Politiques énergétiques

Aucune place pour l’éolien au Québec

À l’invitation de Steven Guilbeault, d’Équiterre, j’ai récemment assisté à une dîner-causerie sur l’énergie éolienne à la Maison du développement durable. Un panel comptant un professeur d’université assez critique du développement actuel de cette filière, deux personnes liées à l’industrie éolienne, ainsi que Roger Lanoue, nous a entretenu de ce sujet. Pour ceux qui ne le connaissent pas, Roger Lanoue est un ancien dirigeant d’Hydro-Québec et l’un des deux commissaires nommés par le précédent gouvernement pour pondre un rapport sur les enjeux énergétiques du Québec. La première question posée aux panelistes a été : « Quelle place pour l’éolien dans la stratégie énergétique du Québec? ». La réponse de M. Lanoue, lapidaire : « Aucune ».

Or, Hydro-Québec vient de s’engager à acheter pour 1,33 milliard $ d’énergie éolienne au cours des 20 prochaines années. Selon l’article de Pierre Couture, Hydro achètera chaque kilowatt-heure près de 10,3 cents en moyenne aux producteurs de ce parc éolien (frais de raccordement inclus), et les revendra à 14,9 cents en moyenne à ses clients québécois.

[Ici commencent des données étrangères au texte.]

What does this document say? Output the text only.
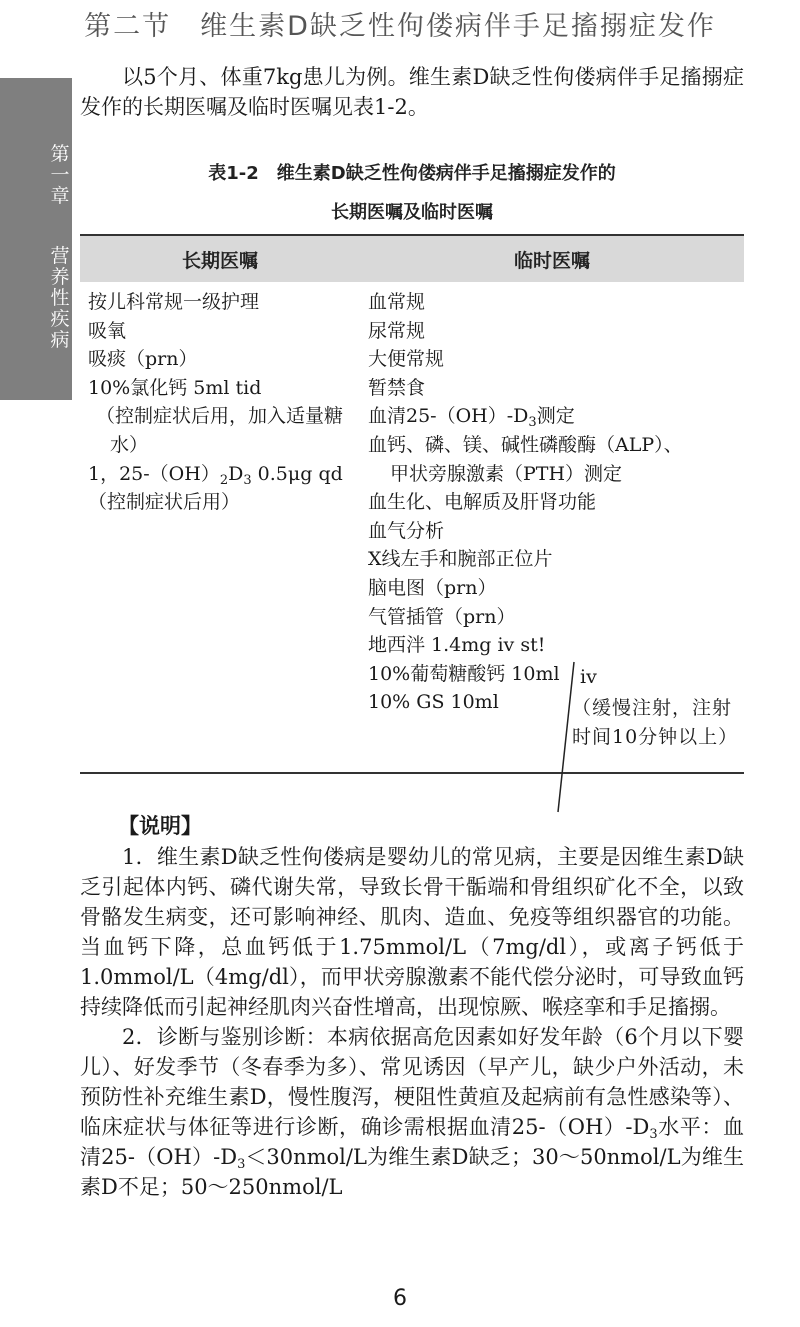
第二节　维生素D缺乏性佝偻病伴手足搐搦症发作
第一章
营养性疾病

以5个月、体重7kg患儿为例。维生素D缺乏性佝偻病伴手足搐搦症发作的长期医嘱及临时医嘱见表1-2。

表1-2　维生素D缺乏性佝偻病伴手足搐搦症发作的
长期医嘱及临时医嘱
长期医嘱	临时医嘱
按儿科常规一级护理
吸氧
吸痰（prn）
10%氯化钙 5ml tid
（控制症状后用，加入适量糖水）
1，$25-(OH)_2D_3$ 0.5μg qd
（控制症状后用）
血常规
尿常规
大便常规
暂禁食
血清$25-(OH)-D_3$测定
血钙、磷、镁、碱性磷酸酶（ALP）、
甲状旁腺激素（PTH）测定
血生化、电解质及肝肾功能
血气分析
X线左手和腕部正位片
脑电图（prn）
气管插管（prn）
地西泮 1.4mg iv st!
10%葡萄糖酸钙 10ml
10% GS 10ml
iv
（缓慢注射，注射时间10分钟以上）
【说明】

1．维生素D缺乏性佝偻病是婴幼儿的常见病，主要是因维生素D缺乏引起体内钙、磷代谢失常，导致长骨干骺端和骨组织矿化不全，以致骨骼发生病变，还可影响神经、肌肉、造血、免疫等组织器官的功能。当血钙下降，总血钙低于1.75mmol/L（7mg/dl），或离子钙低于1.0mmol/L（4mg/dl），而甲状旁腺激素不能代偿分泌时，可导致血钙持续降低而引起神经肌肉兴奋性增高，出现惊厥、喉痉挛和手足搐搦。

2．诊断与鉴别诊断：本病依据高危因素如好发年龄（6个月以下婴儿）、好发季节（冬春季为多）、常见诱因（早产儿，缺少户外活动，未预防性补充维生素D，慢性腹泻，梗阻性黄疸及起病前有急性感染等）、临床症状与体征等进行诊断，确诊需根据血清$25-(OH)-D_3$水平：血清$25-(OH)-D_3<30nmol/L$为维生素D缺乏；30～50nmol/L为维生素D不足；50～250nmol/L

6
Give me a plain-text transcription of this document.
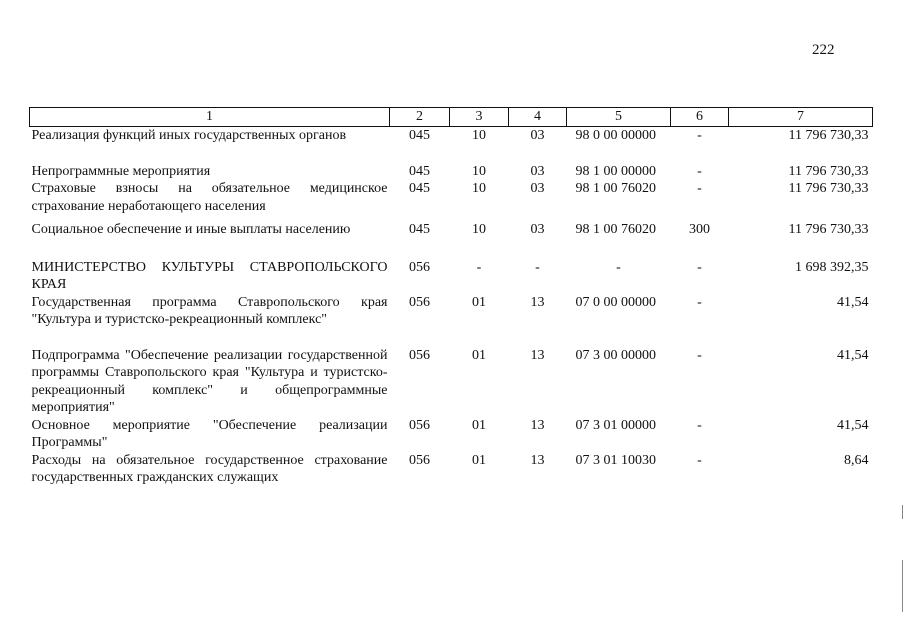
222
1	2	3	4	5	6	7
Реализация функций иных государственных органов	045	10	03	98 0 00 00000	-	11 796 730,33

Непрограммные мероприятия	045	10	03	98 1 00 00000	-	11 796 730,33
Страховые взносы на обязательное медицинское страхование неработающего населения	045	10	03	98 1 00 76020	-	11 796 730,33

Социальное обеспечение и иные выплаты населению	045	10	03	98 1 00 76020	300	11 796 730,33

МИНИСТЕРСТВО КУЛЬТУРЫ СТАВРОПОЛЬСКОГО КРАЯ	056	-	-	-	-	1 698 392,35
Государственная программа Ставропольского края "Культура и туристско-рекреационный комплекс"	056	01	13	07 0 00 00000	-	41,54

Подпрограмма "Обеспечение реализации государственной программы Ставропольского края "Культура и туристско-рекреационный комплекс" и общепрограммные мероприятия"	056	01	13	07 3 00 00000	-	41,54
Основное мероприятие "Обеспечение реализации Программы"	056	01	13	07 3 01 00000	-	41,54
Расходы на обязательное государственное страхование государственных гражданских служащих	056	01	13	07 3 01 10030	-	8,64
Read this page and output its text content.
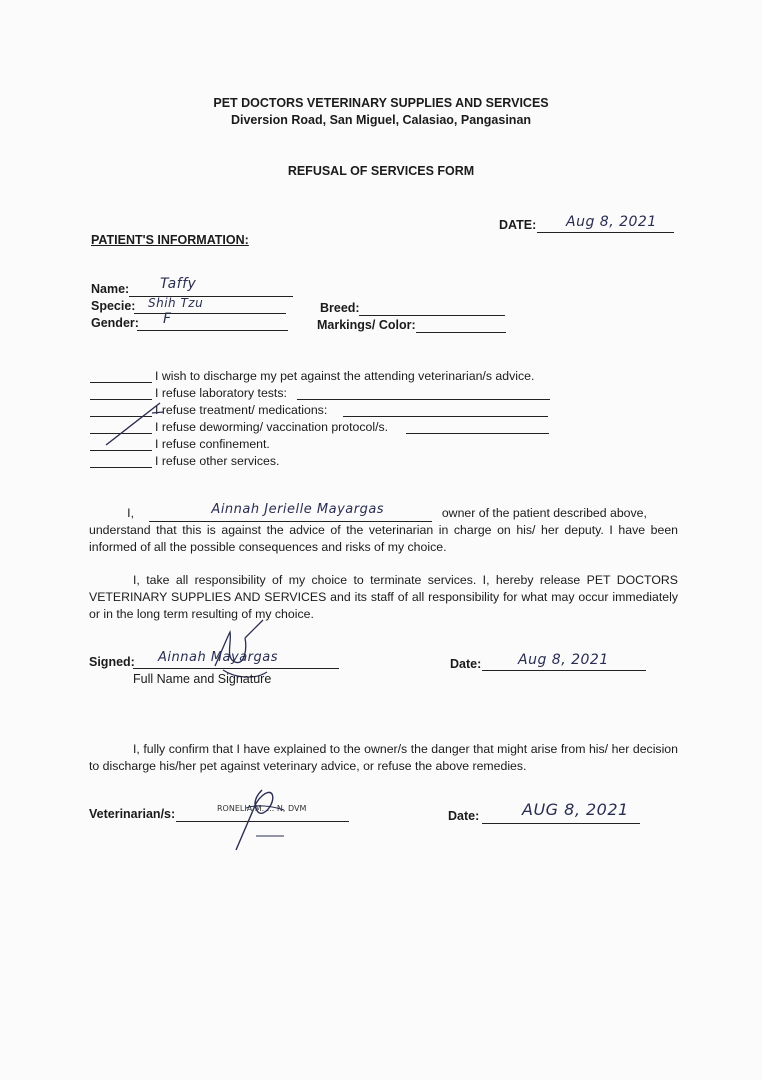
PET DOCTORS VETERINARY SUPPLIES AND SERVICES
Diversion Road, San Miguel, Calasiao, Pangasinan
REFUSAL OF SERVICES FORM
DATE: Aug 8, 2021
PATIENT'S INFORMATION:
Name: Taffy
Specie: Shih Tzu
Gender: F
Breed:
Markings/ Color:
I wish to discharge my pet against the attending veterinarian/s advice.
I refuse laboratory tests:
I refuse treatment/ medications:
I refuse deworming/ vaccination protocol/s.
I refuse confinement.
I refuse other services.

I,	Ainnah Jerielle Mayargas	owner of the patient described above,

understand that this is against the advice of the veterinarian in charge on his/ her deputy. I have been informed of all the possible consequences and risks of my choice.

I, take all responsibility of my choice to terminate services. I, hereby release PET DOCTORS VETERINARY SUPPLIES AND SERVICES and its staff of all responsibility for what may occur immediately or in the long term resulting of my choice.
Signed: Ainnah Mayargas
Full Name and Signature
Date:	Aug 8, 2021
I, fully confirm that I have explained to the owner/s the danger that might arise from his/ her decision to discharge his/her pet against veterinary advice, or refuse the above remedies.
Veterinarian/s:	RONELIA M. ... N, DVM
Date:	AUG 8, 2021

L’analyste en énergie de l’Union des consommateurs, Marc-Olivier Moisan-Plante, résume bien la situation : « Un non-sens alors qu’Hydro-Québec nage dans les surplus énergétiques. Ce sont des achats inutiles qui se traduiront par des hausses de tarifs au cours des prochaines années ». Pendant qu’on apprend que des budgets seront amputés, en éducation entre autres, le Québec continue de perdre des millions de dollars en suivant une stratégie énergétique ruineuse.

Comme une étude de l’IEDM l’avait démontré il y a déjà deux ans, la filière éolienne nous coûte collectivement 695 millions de dollars par année, soit 200$ par ménage par année. Et cela, c’était avant les plus récents contrats! Cette électricité produite à partir de l’éolien, si dispendieuse, ne représente pourtant qu’une infime partie de notre production totale, sans ajouter quoi que ce soit à notre bilan environnemental déjà enviable.

M. Lanoue représente l’opinion de bon nombre d’experts qui connaissent la filière énergétique dans son ensemble. Pour être tout à fait transparent, il s’agit aussi de mon opinion personnelle. L’industrie n’est pas d’accord, bien sûr, mais elle n’a aucun argument valable, ni même nouveau à présenter. Malgré l’état du débat dans l’espace public, clairement en défaveur de l’éolien, le Journal rapporte de nouveaux contrats. Le statu quo se maintient… et tant pis pour votre pouvoir d’achat!

Youri Chassin est économiste et directeur de la recherche à l’Institut économique de Montréal. Il signe ce texte à titre personnel.